Londons Bürgermeister für Brexit Für Cameron wird es schwer
Für den britischen Premier Cameron wird es schwer, sein Land in der EU zu halten. Denn nun schloss sich auch Londons Bürgermeister Johnson den Brexit-Befürwortern an. Und Johnson ist so populär, dass das wohl viele Briten ins Lager der EU-Gegner ziehen wird.
Viel Schlaf hat David Cameron in den vergangenen Tagen nicht bekommen: Erst das stundenlange Ringen um einen EU-Reformdeal in Brüssel, dann der Interview-Marathon zuhause in London. Weitere schlaflose Nächte dürfte dem konservativen Premierminister nun sein Parteifreund Boris Johnson bescheren. Denn der Londoner Bürgermeister hat sich nach langem Zaudern und Zögern entschieden - für den Brexit: "Schweren Herzens", so Johnson, habe er sich dazu durchgerungen, den Wählern zu empfehlen, die EU zu verlassen - weil nur dann die Briten wirklich einen besseren Deal bekämen.
Johnsons Spitzname dürfte statt "BoJo" von nun an "BoGo" lauten. Der 51-Jährige ist der beliebteste Politiker des Landes und hat das Kaliber, noch unentschiedene Wähler davon zu überzeugen, den EU-Austritt zu riskieren.
Ein erster Triumph für die Brexit-Kampagne - und ein schwerer Rückschlag für Cameron, darin sind sich die politischen Kommentatoren einig. Der Premierminister hatte am Sonntag zunächst noch gehofft, Johnson auf seine Seite zu ziehen - mit dem Argument, Großbritannien sei sicherer, stärker und besser dran innerhalb der EU.
Boris Johnson, sagen seine Kritiker nun, habe vor allem das Interesse von Boris Johnson im Auge: Stimmen die Briten tatsächlich für den EU-Ausstieg, dann gilt er als heißer Kandidat für die Nachfolge Camerons als Partei- und Regierungschef. Schon vor dem Bürgermeister hatte eine Handvoll Minister am Wochenende angekündigt, sich gegen ihren eigenen Premier zu stellen. Keiner von ihnen könne aber der "Out"-Kampagne derart Flügel verleihen wie Johnson, analysiert BBC-Westminster-Korrespondentin Alex Forsyth: Cameron bleibt nichts anderes übrig, als gute Miene zum bösen Spiel zu machen.
Note "ungenügend"
Am Montagnachmittag wird er jenes Gesetz ins Parlament einbringen, das den Termin für den Volksentscheid festlegt: Am Donnerstag, dem 23. Juni, werden die Briten voraussichtlich darüber abstimmen, ob das Land den europäischen Club verlässt oder nicht. Der Premier wird den Abgeordneten außerdem jenes Reformergebnis vorstellen, das er mit den 27 EU-Partnern am späten Freitagabend nach langen Verhandlungen erzielt hatte. Die Note "Ungenügend" vergibt sein Rivale Johnson dafür: Niemand, so Johnson, könne doch ernsthaft behaupten, der Deal verändere die Beziehung Großbritanniens zur EU fundamental.
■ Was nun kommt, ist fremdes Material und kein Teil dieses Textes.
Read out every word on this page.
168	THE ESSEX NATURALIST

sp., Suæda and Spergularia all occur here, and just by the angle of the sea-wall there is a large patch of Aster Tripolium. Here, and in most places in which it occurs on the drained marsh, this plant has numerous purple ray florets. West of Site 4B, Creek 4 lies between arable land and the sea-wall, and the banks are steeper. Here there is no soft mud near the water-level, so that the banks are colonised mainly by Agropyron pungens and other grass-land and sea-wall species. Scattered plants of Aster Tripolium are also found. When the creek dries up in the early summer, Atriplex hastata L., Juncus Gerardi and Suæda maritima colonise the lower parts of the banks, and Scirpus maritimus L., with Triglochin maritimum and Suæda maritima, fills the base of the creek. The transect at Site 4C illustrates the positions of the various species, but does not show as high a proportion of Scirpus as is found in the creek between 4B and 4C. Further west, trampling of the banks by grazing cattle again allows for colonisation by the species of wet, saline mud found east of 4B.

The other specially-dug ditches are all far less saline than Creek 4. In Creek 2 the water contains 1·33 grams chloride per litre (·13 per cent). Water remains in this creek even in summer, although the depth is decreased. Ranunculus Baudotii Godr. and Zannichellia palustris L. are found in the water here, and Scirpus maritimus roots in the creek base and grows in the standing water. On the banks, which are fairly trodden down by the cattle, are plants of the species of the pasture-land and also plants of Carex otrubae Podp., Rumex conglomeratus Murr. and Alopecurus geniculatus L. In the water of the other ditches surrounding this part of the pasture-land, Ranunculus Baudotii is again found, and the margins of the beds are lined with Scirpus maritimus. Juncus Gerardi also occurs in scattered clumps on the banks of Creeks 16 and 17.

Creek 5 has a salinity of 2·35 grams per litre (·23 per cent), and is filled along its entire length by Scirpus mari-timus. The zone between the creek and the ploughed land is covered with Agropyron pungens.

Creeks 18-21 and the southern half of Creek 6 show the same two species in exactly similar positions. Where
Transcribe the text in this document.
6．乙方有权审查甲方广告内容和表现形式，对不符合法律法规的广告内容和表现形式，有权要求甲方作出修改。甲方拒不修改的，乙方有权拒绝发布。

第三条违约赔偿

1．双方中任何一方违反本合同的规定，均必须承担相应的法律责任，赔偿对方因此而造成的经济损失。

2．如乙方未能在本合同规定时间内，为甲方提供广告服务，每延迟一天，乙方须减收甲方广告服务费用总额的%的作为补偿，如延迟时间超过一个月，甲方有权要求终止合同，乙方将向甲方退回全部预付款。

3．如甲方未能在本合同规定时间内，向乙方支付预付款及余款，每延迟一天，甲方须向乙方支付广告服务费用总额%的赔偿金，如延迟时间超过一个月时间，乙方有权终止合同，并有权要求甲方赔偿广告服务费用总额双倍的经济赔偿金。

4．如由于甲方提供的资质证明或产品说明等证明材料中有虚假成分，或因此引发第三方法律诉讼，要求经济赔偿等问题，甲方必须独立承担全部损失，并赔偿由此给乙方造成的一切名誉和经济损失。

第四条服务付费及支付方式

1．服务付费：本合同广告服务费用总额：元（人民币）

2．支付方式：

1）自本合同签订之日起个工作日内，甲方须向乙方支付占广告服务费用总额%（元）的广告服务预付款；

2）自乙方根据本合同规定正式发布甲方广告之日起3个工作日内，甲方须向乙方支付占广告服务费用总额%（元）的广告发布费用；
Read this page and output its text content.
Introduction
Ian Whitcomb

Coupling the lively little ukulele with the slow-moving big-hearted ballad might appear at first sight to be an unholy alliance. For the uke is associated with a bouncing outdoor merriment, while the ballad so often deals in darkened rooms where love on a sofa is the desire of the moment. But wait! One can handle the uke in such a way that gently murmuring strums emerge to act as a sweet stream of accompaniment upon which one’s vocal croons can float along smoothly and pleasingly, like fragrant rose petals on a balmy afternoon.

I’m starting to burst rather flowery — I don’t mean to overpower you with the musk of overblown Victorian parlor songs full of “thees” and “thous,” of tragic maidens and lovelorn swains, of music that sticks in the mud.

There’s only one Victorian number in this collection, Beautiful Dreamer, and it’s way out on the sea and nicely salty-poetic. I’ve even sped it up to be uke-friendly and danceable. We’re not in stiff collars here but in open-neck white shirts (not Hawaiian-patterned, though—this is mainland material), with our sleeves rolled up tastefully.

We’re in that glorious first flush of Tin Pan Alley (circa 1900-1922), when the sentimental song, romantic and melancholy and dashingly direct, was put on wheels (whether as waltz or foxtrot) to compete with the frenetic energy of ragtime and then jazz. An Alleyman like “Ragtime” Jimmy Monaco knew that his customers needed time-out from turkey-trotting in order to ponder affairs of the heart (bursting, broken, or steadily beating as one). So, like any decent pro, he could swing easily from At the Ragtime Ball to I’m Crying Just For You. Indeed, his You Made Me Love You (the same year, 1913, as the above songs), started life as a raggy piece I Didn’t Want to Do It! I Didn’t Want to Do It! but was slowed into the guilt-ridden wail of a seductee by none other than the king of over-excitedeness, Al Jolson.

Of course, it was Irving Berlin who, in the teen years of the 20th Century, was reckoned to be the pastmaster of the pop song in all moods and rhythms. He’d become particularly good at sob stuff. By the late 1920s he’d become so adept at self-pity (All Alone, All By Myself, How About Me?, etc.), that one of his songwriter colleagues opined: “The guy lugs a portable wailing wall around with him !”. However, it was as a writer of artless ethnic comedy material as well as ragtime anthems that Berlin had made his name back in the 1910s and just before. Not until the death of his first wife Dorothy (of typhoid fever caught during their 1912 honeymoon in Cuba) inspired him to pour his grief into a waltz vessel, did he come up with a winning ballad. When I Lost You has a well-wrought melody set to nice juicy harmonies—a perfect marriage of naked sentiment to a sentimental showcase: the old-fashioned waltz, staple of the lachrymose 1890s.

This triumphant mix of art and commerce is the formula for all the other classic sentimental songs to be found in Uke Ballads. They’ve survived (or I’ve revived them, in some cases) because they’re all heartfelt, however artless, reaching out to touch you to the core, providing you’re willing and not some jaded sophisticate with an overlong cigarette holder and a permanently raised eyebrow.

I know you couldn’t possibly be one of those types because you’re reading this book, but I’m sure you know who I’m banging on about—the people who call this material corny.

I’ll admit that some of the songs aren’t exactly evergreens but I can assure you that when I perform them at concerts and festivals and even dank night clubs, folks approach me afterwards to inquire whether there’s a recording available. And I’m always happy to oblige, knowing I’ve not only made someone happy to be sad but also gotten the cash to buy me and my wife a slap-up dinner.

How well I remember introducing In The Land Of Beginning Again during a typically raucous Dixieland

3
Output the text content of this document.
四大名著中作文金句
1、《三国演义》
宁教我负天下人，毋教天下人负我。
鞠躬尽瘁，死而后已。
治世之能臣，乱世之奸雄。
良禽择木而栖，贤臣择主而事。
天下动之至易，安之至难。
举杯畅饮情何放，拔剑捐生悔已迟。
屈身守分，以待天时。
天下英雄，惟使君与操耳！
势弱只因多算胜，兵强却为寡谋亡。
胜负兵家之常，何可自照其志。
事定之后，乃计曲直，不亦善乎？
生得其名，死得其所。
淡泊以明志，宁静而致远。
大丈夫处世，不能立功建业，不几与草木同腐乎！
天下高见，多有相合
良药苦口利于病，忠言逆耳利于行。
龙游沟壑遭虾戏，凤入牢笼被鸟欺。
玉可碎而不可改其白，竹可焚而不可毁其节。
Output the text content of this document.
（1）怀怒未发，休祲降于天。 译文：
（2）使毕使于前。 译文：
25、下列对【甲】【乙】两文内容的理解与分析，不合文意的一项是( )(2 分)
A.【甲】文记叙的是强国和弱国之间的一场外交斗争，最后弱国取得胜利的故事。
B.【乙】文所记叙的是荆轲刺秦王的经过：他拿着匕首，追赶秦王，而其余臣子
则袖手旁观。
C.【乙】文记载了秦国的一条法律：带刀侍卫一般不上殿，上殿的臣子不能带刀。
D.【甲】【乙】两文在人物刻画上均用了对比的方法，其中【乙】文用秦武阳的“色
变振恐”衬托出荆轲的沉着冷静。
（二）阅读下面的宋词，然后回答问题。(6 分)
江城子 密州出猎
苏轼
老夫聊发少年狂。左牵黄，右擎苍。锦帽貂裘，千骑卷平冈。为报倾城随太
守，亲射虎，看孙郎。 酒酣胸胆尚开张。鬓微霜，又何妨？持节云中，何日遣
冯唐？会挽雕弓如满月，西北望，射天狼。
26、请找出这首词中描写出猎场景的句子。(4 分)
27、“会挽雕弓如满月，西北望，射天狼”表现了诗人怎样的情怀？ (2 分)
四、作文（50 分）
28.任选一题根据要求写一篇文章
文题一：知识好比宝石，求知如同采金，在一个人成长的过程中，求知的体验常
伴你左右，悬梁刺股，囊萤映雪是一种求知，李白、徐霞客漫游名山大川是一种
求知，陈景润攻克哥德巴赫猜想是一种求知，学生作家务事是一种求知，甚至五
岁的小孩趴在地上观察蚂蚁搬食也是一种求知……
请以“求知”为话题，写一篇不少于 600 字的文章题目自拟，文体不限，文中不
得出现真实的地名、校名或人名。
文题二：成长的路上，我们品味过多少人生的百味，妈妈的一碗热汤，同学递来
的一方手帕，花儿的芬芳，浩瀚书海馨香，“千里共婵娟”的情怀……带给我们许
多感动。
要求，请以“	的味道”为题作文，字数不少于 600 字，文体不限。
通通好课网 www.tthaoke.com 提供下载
Glaubt man den britischen Buchmachern, dann ist nach seinem Outing ein Brexit deutlich wahrscheinlicher als zuvor. Umfragen zufolge ist grob ein Drittel der Wahlberechtigten auf jeden Fall gegen die weitere EU-Mitgliedschaft, ein Drittel dafür - während das entscheidende Drittel in der Mitte noch keine gefestigte Haltung hat. Um diese Briten werden sowohl Boris Johnson als auch David Cameron kämpfen - als Gegner.